We naturally view hibernation as a negative thing — or at least I do. Hibernating means wasting time, and implies lack of productivity and creation. It means rest and holding still — which anxious and busy people aren’t great at.
But living on the East Coast means embracing a four-season-cycle — and a natural one at that. It means living in uncertainty and is the reason the weather makes for such great small talk — because it’s always changing. With that said, we still have the option to personify and weigh each season. Just as spring is intuitive of light and rebirth, winter is equated with rest, death, and darkness.
Winter allows the mind to rest and become restored. It may also be seen as a womb, a place of strange smells and nourishment; a temporary holding place. In the winter months we wait for greatness, we wait until things warm up, but do we really need to pause our lives and our creative hands?
According to Psychology Today, “‘staying at the ‘grinding wheel’ for too long, without restoration, can have a wide range of harmful effects on your health.”
Does this mean that Anna Lamott had it right? Maybe the body and mind need time to rest. Whether diagnosed with SAD or not, we all suffer from frozen bones and lack of motivation.

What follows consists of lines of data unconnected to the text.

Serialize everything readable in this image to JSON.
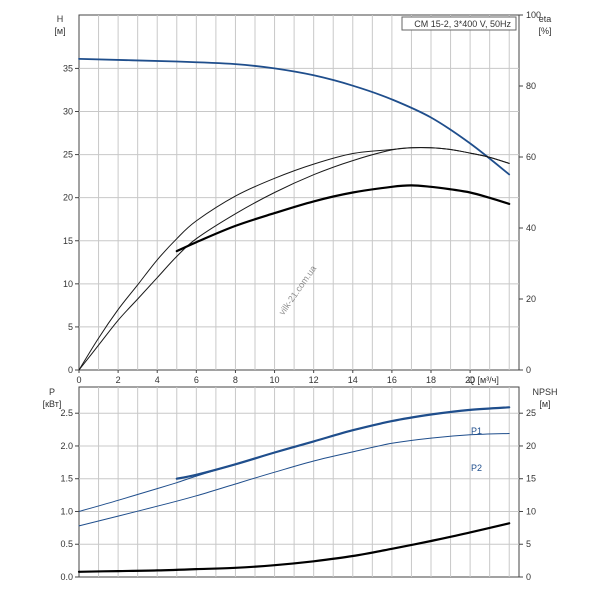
{
  "chart_data": [
    {
      "type": "line",
      "panel": "top",
      "legend": "CM 15-2, 3*400 V, 50Hz",
      "left_axis": {
        "title": "H",
        "unit": "[м]",
        "ylim": [
          0,
          41.2
        ],
        "ticks": [
          0,
          5,
          10,
          15,
          20,
          25,
          30,
          35
        ]
      },
      "right_axis": {
        "title": "eta",
        "unit": "[%]",
        "ylim": [
          0,
          100
        ],
        "ticks": [
          0,
          20,
          40,
          60,
          80,
          100
        ]
      },
      "x_axis": {
        "title": "Q [м³/ч]",
        "xlim": [
          0,
          22.5
        ],
        "ticks": [
          0,
          2,
          4,
          6,
          8,
          10,
          12,
          14,
          16,
          18,
          20
        ]
      },
      "grid": true,
      "series": [
        {
          "axis": "left",
          "color": "#1f4e8c",
          "width": 1.8,
          "x": [
            0,
            5,
            8,
            10,
            12,
            14,
            16,
            18,
            20,
            22
          ],
          "y": [
            36.1,
            35.8,
            35.5,
            35.0,
            34.2,
            33.0,
            31.4,
            29.3,
            26.3,
            22.7
          ]
        },
        {
          "axis": "right",
          "color": "#1a1a1a",
          "width": 1.0,
          "x": [
            0,
            1,
            2,
            3,
            4,
            5,
            6,
            8,
            10,
            12,
            14,
            16,
            17,
            18,
            19,
            20,
            21,
            22
          ],
          "y": [
            0,
            7,
            14,
            20,
            26,
            32,
            37,
            44,
            50,
            55,
            59,
            62,
            62.6,
            62.6,
            62.1,
            61.1,
            59.9,
            58.2
          ]
        },
        {
          "axis": "right",
          "color": "#1a1a1a",
          "width": 1.0,
          "x": [
            0,
            1,
            2,
            3,
            4,
            5,
            6,
            8,
            10,
            12,
            14,
            16,
            17,
            18,
            19,
            20,
            21,
            22
          ],
          "y": [
            0,
            9,
            17,
            24,
            31,
            37,
            42,
            49,
            54,
            58,
            61,
            62.1,
            62.6,
            62.6,
            62.1,
            61.1,
            59.9,
            58.2
          ]
        },
        {
          "axis": "right",
          "color": "#000000",
          "width": 2.2,
          "x": [
            5,
            6,
            8,
            10,
            12,
            14,
            16,
            17,
            18,
            19,
            20,
            21,
            22
          ],
          "y": [
            33.5,
            36,
            40.6,
            44.2,
            47.5,
            50,
            51.6,
            52,
            51.6,
            50.9,
            50,
            48.5,
            46.8
          ]
        }
      ]
    },
    {
      "type": "line",
      "panel": "bottom",
      "left_axis": {
        "title": "P",
        "unit": "[кВт]",
        "ylim": [
          0,
          2.9
        ],
        "ticks": [
          "0.0",
          "0.5",
          "1.0",
          "1.5",
          "2.0",
          "2.5"
        ]
      },
      "right_axis": {
        "title": "NPSH",
        "unit": "[м]",
        "ylim": [
          0,
          29
        ],
        "ticks": [
          0,
          5,
          10,
          15,
          20,
          25
        ]
      },
      "x_axis": {
        "xlim": [
          0,
          22.5
        ]
      },
      "grid": true,
      "series": [
        {
          "axis": "left",
          "name": "P1",
          "color": "#1f4e8c",
          "width": 1.0,
          "x": [
            0,
            2,
            4,
            5,
            6,
            8,
            10,
            12,
            14,
            16,
            18,
            20,
            22
          ],
          "y": [
            1.0,
            1.17,
            1.35,
            1.44,
            1.54,
            1.72,
            1.9,
            2.07,
            2.24,
            2.38,
            2.48,
            2.55,
            2.59
          ]
        },
        {
          "axis": "left",
          "color": "#1f4e8c",
          "width": 2.2,
          "x": [
            5,
            6,
            8,
            10,
            12,
            14,
            16,
            18,
            20,
            22
          ],
          "y": [
            1.5,
            1.56,
            1.72,
            1.9,
            2.07,
            2.24,
            2.38,
            2.48,
            2.55,
            2.59
          ]
        },
        {
          "axis": "left",
          "name": "P2",
          "color": "#1f4e8c",
          "width": 1.0,
          "x": [
            0,
            2,
            4,
            6,
            8,
            10,
            12,
            14,
            16,
            18,
            20,
            22
          ],
          "y": [
            0.78,
            0.93,
            1.08,
            1.24,
            1.42,
            1.6,
            1.77,
            1.91,
            2.04,
            2.12,
            2.17,
            2.19
          ]
        },
        {
          "axis": "right",
          "color": "#000000",
          "width": 2.2,
          "x": [
            0,
            2,
            4,
            6,
            8,
            10,
            12,
            14,
            16,
            18,
            20,
            22
          ],
          "y": [
            0.8,
            0.9,
            1.0,
            1.2,
            1.4,
            1.8,
            2.4,
            3.2,
            4.3,
            5.5,
            6.8,
            8.2
          ]
        }
      ]
    }
  ],
  "watermark": "vilk-21.com.ua"
}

Maybe I’m hanging out with the wrong people, but I’ve never met anyone who undergoes serious bouts of creativity in the winter time. The weather plays a large role on the human psyche, and that’s okay. I’ve spent most of the winter trying to battle the cold, angry at my lack of ability to go outside without layers of clothing and heavy boots that hinder my speed. Instead of accepting my role as a reader, an audience member, and a thinker, I’ve forced myself out into the cold, with the wrong shoes on, at all hours of the night.
But why should I fight the seasons of life? The seasons of love? The voice in my head that says sleep in, enjoy, read a good book! Stop fighting yourself so much. It’s not time to start your manuscript yet. Alternatively, it’s time to look within and start planning for the spring.
“Winter is a great time to become more self-aware, get in touch with your life’s dream and creatively assemble all you have cultivated to help get you there. This is your cycle to take a slower look at what you have ‘grown’ and gathered throughout the year. And it is your time to begin to creatively assemble this wisdom and potential into a scaffold to help you launch the path to your goals” (Psychology Today).
Maybe the winter really is a time to listen to the mind, to quiet down, and snuggle up, and maybe there’s nothing wrong with that. Maybe the way to beat SAD is to appreciate this special and natural time. It’s supposed to be cold, we’re supposed to keep going, and we’re going to be okay.
Originally from small town Ontario, Emily Zimmer is a passionate creator with a love for writing music, poetry, and stories. She enjoys philosophy, coffee, and finding beauty in urban settings. Emily currently resides in New York City.